Some of the benefits that can be had from regular practice of Yoga and Meditation are:

  1. Emotional stability
  2. Clarity of mind
  3. Reduction in anxiety
  4. rity and peace of mind
  5. Weight control
  6. Reduction in chronic body pains
  7. Reduction in multiple sclerosis
  8. Reduction in carpal tunnel syndrome
  9. Reduction of rotator cuff syndrome
  10.  Immune system boost
  11. Increase in Serotonin level which improves mood and behaviour
  12. Emotional steadiness and harmony
  13. Evolution of consciousness
  14. Lower blood pressure
FAQs on Yoga & Meditation

1. What is Yoga?

The word Yoga means union of the individual soul or consciousness with the Universal consciousness or spirit, the basic principle being uniting the soul with the infinite.
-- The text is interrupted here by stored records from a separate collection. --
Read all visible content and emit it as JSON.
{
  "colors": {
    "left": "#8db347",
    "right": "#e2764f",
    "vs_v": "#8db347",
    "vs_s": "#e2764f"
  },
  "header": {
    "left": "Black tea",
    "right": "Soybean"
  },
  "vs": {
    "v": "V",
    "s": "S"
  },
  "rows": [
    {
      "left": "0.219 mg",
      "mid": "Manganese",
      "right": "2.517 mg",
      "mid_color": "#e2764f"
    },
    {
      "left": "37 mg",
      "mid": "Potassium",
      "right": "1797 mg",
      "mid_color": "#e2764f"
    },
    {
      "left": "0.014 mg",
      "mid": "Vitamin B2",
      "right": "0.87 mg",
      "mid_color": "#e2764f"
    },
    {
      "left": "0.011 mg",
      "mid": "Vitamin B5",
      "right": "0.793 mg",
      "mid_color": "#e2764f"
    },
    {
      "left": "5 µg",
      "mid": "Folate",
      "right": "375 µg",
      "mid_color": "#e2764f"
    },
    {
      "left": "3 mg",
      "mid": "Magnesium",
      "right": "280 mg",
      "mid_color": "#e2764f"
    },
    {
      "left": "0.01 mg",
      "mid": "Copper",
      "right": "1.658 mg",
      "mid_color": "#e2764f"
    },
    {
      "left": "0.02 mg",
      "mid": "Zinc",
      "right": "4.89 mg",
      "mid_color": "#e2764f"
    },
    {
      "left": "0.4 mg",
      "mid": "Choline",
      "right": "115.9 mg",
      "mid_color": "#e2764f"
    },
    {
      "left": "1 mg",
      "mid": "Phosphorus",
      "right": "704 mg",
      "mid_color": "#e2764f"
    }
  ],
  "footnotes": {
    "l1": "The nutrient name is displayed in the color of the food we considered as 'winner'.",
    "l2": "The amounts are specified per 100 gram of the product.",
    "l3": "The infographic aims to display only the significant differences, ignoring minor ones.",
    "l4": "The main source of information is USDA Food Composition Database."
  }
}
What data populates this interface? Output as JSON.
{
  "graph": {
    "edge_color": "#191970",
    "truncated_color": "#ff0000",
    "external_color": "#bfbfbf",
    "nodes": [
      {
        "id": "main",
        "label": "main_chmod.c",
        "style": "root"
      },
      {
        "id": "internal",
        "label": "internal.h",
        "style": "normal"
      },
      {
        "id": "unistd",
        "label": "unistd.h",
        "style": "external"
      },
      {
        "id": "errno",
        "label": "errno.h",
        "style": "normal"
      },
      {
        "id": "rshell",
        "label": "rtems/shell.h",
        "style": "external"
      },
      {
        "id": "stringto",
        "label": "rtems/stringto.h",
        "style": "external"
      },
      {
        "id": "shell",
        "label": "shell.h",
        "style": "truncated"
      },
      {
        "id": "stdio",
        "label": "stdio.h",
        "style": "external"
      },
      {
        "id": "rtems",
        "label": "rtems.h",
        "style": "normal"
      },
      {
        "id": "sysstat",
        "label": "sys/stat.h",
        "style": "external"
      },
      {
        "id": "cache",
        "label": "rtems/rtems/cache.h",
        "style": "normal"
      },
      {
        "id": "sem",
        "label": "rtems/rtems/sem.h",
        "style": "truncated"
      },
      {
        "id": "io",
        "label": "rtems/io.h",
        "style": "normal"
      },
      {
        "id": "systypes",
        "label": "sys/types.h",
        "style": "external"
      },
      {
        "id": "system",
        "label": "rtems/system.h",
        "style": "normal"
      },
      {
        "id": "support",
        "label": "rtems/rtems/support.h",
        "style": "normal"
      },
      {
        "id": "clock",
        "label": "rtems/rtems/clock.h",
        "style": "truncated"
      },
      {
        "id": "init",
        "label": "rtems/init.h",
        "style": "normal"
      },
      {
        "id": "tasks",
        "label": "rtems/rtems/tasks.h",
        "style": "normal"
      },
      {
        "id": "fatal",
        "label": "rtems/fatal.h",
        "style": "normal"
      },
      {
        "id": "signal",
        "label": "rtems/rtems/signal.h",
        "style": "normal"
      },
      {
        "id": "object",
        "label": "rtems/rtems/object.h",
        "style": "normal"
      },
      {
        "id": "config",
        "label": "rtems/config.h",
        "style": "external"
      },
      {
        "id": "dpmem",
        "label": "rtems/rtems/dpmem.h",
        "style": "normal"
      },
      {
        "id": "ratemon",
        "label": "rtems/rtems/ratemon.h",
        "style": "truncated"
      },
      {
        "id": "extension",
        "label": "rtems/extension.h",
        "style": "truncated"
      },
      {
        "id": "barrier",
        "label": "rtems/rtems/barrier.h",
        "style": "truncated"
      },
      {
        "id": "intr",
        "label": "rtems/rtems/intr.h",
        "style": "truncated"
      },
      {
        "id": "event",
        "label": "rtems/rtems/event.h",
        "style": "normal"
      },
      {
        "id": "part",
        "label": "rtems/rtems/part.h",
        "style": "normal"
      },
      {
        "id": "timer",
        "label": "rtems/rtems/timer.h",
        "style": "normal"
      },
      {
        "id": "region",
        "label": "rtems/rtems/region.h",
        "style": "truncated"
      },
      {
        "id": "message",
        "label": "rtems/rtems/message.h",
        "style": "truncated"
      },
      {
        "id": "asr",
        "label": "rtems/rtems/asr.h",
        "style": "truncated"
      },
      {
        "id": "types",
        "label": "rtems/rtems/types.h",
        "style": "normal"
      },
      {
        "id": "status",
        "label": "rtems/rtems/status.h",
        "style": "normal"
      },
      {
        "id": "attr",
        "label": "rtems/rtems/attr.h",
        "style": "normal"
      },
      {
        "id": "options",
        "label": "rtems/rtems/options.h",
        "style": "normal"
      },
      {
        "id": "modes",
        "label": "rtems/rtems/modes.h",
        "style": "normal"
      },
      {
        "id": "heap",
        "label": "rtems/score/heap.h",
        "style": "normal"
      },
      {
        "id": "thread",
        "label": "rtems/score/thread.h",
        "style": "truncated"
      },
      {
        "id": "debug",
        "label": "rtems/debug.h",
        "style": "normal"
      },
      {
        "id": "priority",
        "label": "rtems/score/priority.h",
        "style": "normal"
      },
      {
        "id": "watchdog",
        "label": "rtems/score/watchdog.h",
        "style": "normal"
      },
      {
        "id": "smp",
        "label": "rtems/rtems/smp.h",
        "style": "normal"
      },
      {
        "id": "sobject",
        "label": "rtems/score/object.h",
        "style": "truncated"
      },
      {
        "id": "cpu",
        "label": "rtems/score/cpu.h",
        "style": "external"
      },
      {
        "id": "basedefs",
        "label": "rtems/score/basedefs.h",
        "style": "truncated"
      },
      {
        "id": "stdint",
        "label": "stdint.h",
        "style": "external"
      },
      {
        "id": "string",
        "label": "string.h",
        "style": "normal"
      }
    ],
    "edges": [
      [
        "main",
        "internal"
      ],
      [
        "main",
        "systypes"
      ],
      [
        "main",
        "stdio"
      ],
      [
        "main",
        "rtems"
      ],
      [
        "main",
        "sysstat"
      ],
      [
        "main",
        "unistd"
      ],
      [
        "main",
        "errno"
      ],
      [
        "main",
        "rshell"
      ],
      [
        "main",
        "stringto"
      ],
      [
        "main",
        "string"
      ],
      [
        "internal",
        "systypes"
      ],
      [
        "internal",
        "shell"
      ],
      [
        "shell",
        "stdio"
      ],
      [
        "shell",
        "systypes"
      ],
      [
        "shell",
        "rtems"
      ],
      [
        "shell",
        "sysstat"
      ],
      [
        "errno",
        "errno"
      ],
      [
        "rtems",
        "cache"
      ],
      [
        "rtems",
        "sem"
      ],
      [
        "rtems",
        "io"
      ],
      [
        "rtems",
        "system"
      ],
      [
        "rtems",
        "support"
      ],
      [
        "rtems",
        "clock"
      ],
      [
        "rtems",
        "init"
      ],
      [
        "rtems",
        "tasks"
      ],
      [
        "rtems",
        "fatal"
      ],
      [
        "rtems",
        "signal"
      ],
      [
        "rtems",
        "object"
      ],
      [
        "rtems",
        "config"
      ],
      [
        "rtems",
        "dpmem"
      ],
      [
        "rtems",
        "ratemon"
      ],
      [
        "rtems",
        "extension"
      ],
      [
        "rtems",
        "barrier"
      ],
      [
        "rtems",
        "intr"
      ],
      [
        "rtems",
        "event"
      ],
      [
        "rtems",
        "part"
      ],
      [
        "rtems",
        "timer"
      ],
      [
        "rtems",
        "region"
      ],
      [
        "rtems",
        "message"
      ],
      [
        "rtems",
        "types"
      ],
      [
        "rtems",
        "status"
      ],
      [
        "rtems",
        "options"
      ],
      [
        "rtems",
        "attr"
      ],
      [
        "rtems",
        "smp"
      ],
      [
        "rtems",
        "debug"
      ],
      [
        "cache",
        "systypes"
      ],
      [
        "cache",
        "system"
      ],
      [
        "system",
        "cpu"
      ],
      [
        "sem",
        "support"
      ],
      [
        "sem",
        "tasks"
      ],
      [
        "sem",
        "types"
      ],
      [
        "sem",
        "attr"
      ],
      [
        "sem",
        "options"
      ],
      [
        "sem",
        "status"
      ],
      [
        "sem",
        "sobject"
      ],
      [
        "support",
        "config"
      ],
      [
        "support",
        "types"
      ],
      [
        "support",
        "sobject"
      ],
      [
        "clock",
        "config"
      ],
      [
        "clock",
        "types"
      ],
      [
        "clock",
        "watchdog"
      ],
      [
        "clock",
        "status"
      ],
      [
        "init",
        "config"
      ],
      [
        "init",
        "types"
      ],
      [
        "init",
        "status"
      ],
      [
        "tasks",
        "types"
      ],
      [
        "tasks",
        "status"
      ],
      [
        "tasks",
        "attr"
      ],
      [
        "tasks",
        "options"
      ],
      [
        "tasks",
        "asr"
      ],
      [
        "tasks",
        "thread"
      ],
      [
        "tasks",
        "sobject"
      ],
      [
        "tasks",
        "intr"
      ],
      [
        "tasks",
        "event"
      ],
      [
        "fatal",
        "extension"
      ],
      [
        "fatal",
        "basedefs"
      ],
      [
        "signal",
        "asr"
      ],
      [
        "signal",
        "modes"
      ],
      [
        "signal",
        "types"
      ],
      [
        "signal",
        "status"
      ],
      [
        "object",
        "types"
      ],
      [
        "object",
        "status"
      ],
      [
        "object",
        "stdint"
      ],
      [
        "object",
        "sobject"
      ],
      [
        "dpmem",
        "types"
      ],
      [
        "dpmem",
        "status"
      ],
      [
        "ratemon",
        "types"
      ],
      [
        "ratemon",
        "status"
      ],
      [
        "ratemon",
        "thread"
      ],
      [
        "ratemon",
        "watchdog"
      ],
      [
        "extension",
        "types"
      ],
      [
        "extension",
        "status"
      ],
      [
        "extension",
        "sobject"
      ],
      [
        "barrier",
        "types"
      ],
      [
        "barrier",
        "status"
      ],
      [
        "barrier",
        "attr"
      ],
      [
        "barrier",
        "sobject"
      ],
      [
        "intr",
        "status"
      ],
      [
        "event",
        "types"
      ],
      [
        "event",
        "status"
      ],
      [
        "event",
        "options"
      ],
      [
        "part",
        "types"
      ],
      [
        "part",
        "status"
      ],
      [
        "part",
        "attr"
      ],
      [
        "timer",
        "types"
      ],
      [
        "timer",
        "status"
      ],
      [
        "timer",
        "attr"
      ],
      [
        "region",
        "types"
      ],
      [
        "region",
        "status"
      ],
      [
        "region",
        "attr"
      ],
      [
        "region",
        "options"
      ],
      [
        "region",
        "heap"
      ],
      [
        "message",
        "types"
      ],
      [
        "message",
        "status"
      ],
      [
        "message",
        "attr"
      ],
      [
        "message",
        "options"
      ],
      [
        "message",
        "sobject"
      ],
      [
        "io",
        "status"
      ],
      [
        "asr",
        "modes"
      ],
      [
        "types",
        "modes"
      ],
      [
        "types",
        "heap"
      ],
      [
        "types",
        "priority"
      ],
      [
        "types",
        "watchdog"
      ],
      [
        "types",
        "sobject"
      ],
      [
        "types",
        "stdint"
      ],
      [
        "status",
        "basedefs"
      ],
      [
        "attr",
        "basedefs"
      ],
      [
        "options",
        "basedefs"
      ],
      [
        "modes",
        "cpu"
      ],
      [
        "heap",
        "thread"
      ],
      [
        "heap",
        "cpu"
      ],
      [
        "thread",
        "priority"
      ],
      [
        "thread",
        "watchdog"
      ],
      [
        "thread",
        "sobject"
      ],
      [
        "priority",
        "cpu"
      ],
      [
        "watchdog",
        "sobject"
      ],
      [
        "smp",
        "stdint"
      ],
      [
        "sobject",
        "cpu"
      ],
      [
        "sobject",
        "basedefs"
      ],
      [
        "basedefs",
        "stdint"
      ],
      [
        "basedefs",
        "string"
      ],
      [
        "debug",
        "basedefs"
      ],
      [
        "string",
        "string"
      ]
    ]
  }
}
2. What is the waiting time after eating before I start doing Yoga?

You can start after 2 hours of eating and do not do yoga when you are starving.


3. After doing Yoga, can I eat something?

Yes, but wait for 30 minutes before having anything.


4. How often should anyone practice yoga to get the best results?

Start doing yoga twice in a week. Then after 1 month, do 3 times per week. If you start doing 5-6 days a week, then make sure you have a day off to recuperate.


5. Do I need to be flexible?

No, that is not a necessity. Yoga is not only about stretching; it is also calming, toning, healing and spiritual. You will be flexible after a certain time when you start doing it regularly.

6. What is meditation?

It is not mere thinking, but focus or concentration on a single object. That can be anything; a person, place, emotion etc. As we learn to look at our inner self rather than the external world, we begin to explore new things and we experience mental, emotional and physical changes.


7. Where should I meditate?

 Try to find a quiet and comfortable place where you are not going to have disturbances. It is better to have a specific place for meditation only.


8. What should I wear while meditating?

Soft and comfortable clothing is preferred so that you can sit for a longer period of time.